Much of the current understanding of the cerebral control of movement
stems from the work of Dr. Derek Denny-Brown, who died in 1981. At the
time of his death, Denny-Brown held the title of Putnam Professor of
Neurology Emeritus at Harvard Medical School. Denny-Brown's research
involved inducing CNS lesion in monkeys and analyzing the resulting
behavior using standard neurological tests. To document his work,
Denny-Brown filmed the animals undergoing these tests at various
post-operative days. This film collection consists of approximately 2400
100-foot rolls that depict the behavior of about 450 animals. Surgical
procedures, post-mortem analyses and post-operative behaviors of each of
these animals were documented in accompanying folders, which are also
available as are histological slides showing the lesions.
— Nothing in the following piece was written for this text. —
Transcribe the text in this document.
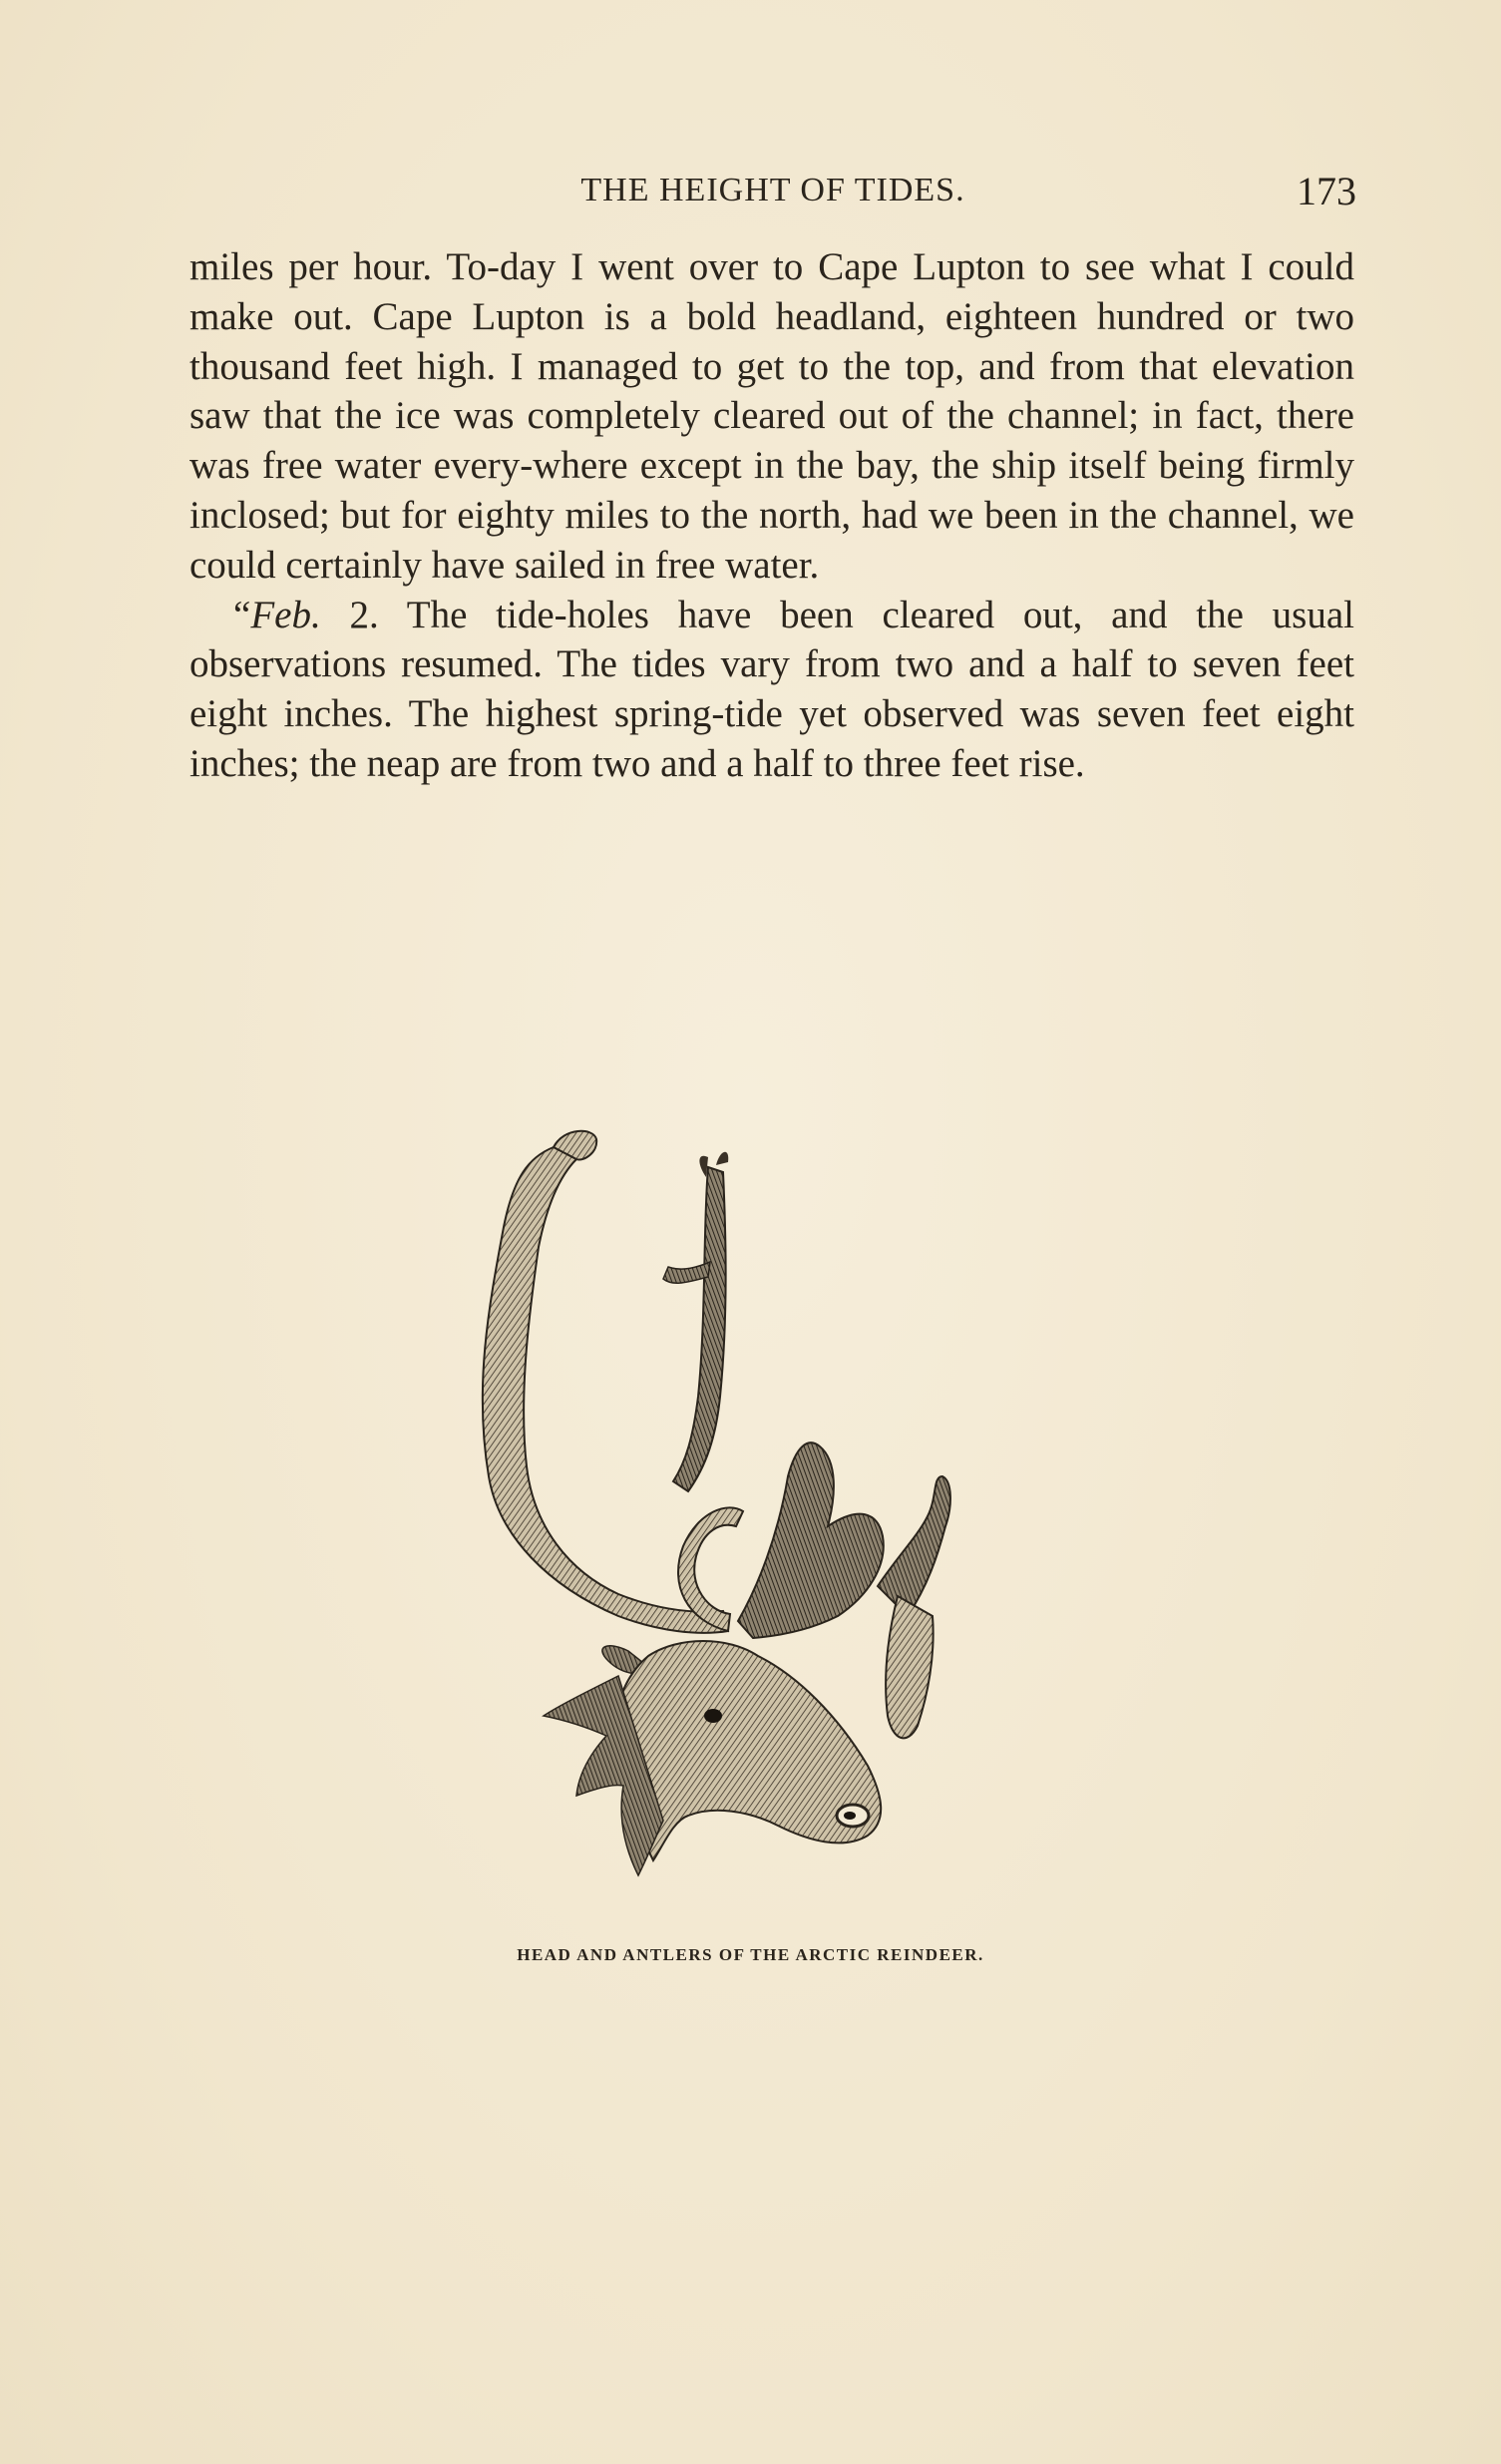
THE HEIGHT OF TIDES.	173

miles per hour. To-day I went over to Cape Lupton to see what I could make out. Cape Lupton is a bold headland, eighteen hundred or two thousand feet high. I managed to get to the top, and from that elevation saw that the ice was completely cleared out of the channel; in fact, there was free water every-where except in the bay, the ship itself being firmly inclosed; but for eighty miles to the north, had we been in the channel, we could certainly have sailed in free water.

“Feb. 2. The tide-holes have been cleared out, and the usual observations resumed. The tides vary from two and a half to seven feet eight inches. The highest spring-tide yet observed was seven feet eight inches; the neap are from two and a half to three feet rise.

HEAD AND ANTLERS OF THE ARCTIC REINDEER.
The existence
of this vast collection of data is not well known. Furthermore, Denny-
Brown's publications include complete descriptions of only a small sample
of the 450 animals in this collection. To determine whether the films and accompanying materials, which were
bequeathed to the Co-PI by Denny-Brown, might be useful to the research
efforts of contemporary neuroscientists the PI and Co-PI published a
brief description of the collection in Neurology (40:1636, 1990), and
presented a poster on the collection at the 1991 Society for Neuroscience
meeting. The positive response to this article and poster by established
scientists suggests that the collection is indeed valuable to present day
researchers. The purposes of this pilot project are to ascertain more
precisely how valuable these films are by videotaping a sample of them
(the DC series; approximately 600 rolls of film of 97 animals), and to
begin to organize and catalog the histological material. The videotapes
and some of the associated material will then be loaned to interested
researchers for their evaluation. Videotapes will be loaned rather than
the actual films because no copies of the films exist and because of the
ease of videotape editing. Editing will be required because many of the
films include sequences of more than one animal. Subsequently, if these evaluations are strongly positive, a larger
proposal seeking funds to catalog and videotape the entire collection
will be sent to the NIH. In addition, funds will be requested to locate
a permanent repository for the entire collection, including the
Effective start/end date1/1/9312/31/94


  • National Institutes of Health


  • Medicine(all)
  • Health Professions(all)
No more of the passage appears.